The low case fatality rate in the group of cases in which there was no lesion other than the retroperitoneal hematoma is apparently related to the relatively low incidence of shock. In 18 of the 59 cases, 1 of them a fatality, there was no record on this point. Twenty-five of the remaining 41 patients, 1 of whom died, were stated not to be in shock. Sixteen presented some degree of shock. There were no deaths in the 7 patients in mild shock, 1 death in the 6 in moderate shock, and 1 in the 3 in severe shock. In general, therefore, there was less shock, and less fatal shock, in this group than was usually encountered in a group of similar size with injury limited to a single viscus.  

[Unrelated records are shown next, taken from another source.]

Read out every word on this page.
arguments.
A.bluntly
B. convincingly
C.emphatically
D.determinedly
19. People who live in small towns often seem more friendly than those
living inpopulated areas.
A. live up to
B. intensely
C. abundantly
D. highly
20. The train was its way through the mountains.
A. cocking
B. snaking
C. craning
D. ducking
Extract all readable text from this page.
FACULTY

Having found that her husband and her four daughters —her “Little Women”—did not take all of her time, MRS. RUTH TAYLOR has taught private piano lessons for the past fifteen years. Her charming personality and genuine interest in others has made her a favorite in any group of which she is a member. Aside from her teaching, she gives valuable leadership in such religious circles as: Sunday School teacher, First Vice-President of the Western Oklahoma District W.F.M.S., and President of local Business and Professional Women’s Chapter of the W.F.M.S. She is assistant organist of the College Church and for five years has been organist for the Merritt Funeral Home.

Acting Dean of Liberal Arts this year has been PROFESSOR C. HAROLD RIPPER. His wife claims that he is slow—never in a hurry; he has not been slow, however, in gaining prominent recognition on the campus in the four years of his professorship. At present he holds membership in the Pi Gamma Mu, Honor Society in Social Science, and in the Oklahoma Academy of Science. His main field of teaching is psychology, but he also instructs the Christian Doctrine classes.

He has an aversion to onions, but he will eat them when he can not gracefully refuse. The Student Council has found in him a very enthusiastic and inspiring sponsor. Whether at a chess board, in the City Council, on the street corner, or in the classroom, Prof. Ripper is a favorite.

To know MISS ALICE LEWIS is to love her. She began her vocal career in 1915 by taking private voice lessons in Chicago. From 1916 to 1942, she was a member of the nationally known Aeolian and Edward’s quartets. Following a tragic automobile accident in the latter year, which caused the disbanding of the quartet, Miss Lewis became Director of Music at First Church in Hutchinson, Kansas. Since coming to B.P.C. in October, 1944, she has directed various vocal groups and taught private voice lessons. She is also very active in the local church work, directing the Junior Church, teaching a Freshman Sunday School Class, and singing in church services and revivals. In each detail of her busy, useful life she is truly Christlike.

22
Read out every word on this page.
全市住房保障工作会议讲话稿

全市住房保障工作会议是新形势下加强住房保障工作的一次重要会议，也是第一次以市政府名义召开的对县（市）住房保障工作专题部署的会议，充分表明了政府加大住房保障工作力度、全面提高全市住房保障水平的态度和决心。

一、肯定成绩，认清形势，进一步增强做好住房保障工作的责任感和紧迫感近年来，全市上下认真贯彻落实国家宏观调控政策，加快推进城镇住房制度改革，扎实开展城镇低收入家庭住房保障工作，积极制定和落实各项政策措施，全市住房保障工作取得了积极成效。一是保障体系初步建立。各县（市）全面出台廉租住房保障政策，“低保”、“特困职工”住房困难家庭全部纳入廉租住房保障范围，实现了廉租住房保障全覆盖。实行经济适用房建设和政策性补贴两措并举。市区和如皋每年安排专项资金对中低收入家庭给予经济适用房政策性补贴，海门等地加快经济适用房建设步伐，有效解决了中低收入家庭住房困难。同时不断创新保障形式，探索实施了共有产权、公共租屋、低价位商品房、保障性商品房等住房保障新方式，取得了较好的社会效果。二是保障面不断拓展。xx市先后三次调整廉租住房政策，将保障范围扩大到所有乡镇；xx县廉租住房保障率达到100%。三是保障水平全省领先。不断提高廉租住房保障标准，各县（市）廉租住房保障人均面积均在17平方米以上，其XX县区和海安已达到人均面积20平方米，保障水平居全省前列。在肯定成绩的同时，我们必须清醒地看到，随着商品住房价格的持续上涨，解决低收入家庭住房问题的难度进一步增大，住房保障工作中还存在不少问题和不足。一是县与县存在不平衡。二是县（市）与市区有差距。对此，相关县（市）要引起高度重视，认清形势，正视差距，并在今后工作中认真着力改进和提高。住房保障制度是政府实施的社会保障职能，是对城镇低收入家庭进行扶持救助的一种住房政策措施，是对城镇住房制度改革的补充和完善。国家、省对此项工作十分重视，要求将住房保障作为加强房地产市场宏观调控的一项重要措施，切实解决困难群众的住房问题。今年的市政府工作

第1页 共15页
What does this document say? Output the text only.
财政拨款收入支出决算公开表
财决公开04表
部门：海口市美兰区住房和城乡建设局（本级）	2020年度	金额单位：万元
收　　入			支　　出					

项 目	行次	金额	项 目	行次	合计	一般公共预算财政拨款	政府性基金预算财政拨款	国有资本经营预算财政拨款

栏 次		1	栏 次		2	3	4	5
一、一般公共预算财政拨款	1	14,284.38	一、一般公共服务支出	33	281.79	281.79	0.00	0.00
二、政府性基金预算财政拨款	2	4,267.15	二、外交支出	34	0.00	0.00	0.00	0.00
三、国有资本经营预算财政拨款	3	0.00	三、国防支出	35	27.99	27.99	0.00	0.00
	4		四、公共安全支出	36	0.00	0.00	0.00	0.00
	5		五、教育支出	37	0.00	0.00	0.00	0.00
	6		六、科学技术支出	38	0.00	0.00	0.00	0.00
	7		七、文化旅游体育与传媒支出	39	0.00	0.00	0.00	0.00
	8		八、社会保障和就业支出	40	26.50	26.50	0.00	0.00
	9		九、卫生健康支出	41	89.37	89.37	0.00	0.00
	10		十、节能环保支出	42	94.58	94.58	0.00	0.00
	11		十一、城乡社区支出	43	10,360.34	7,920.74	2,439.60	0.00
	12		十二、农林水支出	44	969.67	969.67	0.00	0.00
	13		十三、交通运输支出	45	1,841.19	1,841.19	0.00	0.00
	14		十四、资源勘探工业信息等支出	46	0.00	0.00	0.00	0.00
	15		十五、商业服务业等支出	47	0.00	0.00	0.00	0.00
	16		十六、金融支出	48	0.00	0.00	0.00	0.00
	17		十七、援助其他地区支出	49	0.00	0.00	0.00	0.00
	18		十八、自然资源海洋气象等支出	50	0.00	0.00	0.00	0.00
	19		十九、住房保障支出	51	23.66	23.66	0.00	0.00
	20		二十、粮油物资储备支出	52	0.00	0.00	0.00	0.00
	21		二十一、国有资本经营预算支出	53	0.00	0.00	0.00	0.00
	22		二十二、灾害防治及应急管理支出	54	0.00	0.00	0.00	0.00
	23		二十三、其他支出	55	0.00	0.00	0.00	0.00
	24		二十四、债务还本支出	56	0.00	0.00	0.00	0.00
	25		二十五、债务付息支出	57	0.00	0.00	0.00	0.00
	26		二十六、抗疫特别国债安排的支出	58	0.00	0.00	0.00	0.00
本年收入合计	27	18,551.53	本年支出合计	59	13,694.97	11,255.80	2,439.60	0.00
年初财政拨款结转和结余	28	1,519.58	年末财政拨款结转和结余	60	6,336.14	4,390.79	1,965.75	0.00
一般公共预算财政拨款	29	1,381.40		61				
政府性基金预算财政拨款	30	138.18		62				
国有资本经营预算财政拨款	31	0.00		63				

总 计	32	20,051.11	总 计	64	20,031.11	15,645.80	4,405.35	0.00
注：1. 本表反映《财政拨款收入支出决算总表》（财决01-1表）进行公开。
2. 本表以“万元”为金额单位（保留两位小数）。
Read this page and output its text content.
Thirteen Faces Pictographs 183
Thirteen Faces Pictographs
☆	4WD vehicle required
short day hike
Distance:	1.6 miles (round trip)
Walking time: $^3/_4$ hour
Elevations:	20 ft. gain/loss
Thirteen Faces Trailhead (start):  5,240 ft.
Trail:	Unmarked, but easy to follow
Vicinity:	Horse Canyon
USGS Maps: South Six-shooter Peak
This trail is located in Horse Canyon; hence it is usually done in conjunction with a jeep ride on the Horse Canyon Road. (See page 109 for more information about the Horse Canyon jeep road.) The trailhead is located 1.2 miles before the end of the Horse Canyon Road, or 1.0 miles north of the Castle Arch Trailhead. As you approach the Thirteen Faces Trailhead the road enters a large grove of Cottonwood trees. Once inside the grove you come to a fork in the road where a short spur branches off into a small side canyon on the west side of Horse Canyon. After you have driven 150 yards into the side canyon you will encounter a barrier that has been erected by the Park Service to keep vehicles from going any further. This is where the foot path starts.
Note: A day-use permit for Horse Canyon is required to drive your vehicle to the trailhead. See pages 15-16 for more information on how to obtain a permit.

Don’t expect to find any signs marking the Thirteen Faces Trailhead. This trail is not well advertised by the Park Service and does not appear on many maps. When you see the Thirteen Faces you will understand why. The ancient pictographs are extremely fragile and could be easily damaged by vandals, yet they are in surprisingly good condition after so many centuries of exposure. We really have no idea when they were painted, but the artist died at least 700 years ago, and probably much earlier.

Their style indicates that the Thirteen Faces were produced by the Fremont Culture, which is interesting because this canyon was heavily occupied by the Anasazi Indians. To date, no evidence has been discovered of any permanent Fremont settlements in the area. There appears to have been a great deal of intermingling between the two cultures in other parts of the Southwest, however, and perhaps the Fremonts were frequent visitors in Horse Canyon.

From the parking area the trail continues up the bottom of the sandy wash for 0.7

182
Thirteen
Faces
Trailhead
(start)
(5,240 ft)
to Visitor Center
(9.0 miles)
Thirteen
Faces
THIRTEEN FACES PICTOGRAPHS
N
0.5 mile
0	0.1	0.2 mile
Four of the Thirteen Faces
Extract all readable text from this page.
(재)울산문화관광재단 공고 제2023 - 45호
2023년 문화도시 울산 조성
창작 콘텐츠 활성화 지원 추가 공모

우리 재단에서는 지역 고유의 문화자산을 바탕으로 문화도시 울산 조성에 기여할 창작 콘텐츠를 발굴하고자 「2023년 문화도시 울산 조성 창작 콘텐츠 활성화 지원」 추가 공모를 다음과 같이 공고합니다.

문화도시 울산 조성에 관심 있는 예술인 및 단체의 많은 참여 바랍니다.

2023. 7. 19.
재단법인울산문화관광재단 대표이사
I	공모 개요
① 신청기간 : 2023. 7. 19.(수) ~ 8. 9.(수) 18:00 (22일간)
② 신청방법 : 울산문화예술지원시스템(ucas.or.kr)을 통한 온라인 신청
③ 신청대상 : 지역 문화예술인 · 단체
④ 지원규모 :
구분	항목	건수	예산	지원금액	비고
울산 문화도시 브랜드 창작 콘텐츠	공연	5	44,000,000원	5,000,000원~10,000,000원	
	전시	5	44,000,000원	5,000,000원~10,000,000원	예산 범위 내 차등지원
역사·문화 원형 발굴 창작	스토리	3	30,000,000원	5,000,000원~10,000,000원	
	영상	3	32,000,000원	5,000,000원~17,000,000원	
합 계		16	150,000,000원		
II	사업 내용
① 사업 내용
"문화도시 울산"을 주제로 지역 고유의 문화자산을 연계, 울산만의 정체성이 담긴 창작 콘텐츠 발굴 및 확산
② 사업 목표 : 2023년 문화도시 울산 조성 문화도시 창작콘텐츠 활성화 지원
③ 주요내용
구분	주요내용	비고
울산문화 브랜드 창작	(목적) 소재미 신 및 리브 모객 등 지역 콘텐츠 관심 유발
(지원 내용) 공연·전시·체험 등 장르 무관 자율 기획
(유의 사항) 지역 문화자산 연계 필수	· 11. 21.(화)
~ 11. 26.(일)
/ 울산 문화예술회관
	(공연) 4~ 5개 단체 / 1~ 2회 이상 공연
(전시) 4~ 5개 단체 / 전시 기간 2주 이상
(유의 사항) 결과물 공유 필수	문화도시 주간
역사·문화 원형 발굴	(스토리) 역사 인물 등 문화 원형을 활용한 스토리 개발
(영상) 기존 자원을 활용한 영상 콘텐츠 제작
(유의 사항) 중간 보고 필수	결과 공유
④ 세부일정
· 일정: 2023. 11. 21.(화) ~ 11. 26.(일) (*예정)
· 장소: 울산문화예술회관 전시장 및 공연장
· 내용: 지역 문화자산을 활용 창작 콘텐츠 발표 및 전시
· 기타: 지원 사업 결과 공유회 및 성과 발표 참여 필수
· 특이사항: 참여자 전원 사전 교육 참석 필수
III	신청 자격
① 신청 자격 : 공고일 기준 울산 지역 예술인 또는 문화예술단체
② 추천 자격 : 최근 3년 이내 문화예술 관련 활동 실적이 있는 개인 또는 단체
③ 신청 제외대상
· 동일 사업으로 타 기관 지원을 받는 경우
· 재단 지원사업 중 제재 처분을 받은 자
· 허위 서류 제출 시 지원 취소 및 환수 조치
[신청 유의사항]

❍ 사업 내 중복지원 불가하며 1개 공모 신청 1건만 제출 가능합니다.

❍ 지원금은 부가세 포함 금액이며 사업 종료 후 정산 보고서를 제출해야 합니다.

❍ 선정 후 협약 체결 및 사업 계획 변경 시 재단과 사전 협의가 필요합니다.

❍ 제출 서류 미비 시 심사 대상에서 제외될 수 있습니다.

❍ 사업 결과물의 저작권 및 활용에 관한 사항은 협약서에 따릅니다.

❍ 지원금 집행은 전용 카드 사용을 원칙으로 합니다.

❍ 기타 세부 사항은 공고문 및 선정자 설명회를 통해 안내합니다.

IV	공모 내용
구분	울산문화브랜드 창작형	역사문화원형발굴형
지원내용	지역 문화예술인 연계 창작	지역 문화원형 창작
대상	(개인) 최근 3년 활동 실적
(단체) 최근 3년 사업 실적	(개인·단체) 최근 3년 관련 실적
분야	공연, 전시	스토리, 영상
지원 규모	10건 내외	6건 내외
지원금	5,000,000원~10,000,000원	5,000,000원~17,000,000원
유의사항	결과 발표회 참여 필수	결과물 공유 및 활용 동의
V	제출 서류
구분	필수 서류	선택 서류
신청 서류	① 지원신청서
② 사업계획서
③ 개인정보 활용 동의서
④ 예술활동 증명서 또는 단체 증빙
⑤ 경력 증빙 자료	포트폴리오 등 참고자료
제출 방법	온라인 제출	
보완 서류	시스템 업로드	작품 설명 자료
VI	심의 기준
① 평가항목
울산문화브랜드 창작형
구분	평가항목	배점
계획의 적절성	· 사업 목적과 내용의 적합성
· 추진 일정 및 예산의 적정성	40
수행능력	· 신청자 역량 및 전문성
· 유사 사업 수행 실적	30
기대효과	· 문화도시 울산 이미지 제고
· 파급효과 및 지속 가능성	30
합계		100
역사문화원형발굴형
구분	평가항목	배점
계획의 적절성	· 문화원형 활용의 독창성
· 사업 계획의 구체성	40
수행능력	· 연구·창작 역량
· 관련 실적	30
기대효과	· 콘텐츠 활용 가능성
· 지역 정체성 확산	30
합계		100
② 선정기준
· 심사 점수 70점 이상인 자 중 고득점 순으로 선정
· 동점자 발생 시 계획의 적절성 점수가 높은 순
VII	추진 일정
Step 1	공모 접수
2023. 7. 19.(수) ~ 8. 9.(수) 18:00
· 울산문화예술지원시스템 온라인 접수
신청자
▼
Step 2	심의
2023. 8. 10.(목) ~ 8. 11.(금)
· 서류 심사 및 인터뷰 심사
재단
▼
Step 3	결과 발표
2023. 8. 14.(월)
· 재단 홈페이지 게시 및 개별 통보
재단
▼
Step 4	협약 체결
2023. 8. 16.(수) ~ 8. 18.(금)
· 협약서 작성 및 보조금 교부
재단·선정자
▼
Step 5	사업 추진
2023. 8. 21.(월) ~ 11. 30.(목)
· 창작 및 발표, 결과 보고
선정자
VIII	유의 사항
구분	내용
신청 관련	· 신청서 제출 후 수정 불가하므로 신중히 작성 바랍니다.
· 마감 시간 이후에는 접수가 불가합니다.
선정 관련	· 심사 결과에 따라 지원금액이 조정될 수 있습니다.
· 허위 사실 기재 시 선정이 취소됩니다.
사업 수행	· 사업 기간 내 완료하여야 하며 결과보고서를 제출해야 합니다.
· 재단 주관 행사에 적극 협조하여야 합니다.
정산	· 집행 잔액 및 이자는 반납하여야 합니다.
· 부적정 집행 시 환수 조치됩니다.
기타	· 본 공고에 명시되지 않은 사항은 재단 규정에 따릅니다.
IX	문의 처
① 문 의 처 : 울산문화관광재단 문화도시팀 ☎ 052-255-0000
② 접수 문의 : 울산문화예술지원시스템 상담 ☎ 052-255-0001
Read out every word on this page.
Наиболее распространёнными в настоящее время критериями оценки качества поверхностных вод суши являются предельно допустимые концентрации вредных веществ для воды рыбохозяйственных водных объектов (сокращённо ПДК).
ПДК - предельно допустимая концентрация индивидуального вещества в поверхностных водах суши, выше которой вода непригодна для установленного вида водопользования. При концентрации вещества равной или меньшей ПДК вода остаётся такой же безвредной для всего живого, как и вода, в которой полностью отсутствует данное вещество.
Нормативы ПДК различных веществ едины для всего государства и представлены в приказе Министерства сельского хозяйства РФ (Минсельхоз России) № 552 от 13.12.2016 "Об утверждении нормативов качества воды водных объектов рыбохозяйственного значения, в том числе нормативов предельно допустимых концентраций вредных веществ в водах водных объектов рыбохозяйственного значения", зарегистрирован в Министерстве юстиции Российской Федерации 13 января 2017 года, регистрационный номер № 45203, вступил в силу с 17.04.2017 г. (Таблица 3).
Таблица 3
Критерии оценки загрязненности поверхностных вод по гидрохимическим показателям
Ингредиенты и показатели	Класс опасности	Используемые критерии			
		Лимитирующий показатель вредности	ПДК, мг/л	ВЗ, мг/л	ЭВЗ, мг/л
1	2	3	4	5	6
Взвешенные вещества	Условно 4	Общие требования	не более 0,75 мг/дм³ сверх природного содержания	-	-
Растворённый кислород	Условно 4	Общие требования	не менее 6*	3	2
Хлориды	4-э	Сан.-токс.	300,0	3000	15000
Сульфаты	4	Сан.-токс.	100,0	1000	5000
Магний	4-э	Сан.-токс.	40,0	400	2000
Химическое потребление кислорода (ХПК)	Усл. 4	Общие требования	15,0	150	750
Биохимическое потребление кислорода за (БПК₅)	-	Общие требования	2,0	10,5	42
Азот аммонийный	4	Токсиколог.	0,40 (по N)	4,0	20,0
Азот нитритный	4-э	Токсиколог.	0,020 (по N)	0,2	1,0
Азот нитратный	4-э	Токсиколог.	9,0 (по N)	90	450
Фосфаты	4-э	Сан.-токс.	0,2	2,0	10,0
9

As their experience with retroperitoneal hematoma increased, the surgeons of the 2d Auxiliary Surgical Group formulated a routine plan of management for this condition:  

1. After the evacuation of a large hematoma in the retroperitoneal space and control of the bleeding responsible for it, the surrounding structures were carefully explored. They were similarly explored in the presence of any hematoma, regardless of its size, if its anatomic location was such as to suggest possible injury to the ureter, the bladder, the duodenum, or the posterior aspect of the colon.  

2. Adequate extraperitoneal drainage was provided for retroperitoneal hematomas associated with injury to any portion of the urinary tract, the colon, or the pancreas. If a debrided missile wound of entry or exit was not suitable for this purpose, drainage was instituted through a surgical incision in the flank or through a posterior incision.  

3. Evacuation of the clot and ligation of the bleeding vessel or vessels were usually all that was necessary in large hematomas caused by vascular injuries. 

4. Any opening in the posterior peritoneum, whether made by the missile or created during the operative procedure, was carefully retroperitonealized, to eliminate communication between the peritoneal cavity and the retroperitoneal space.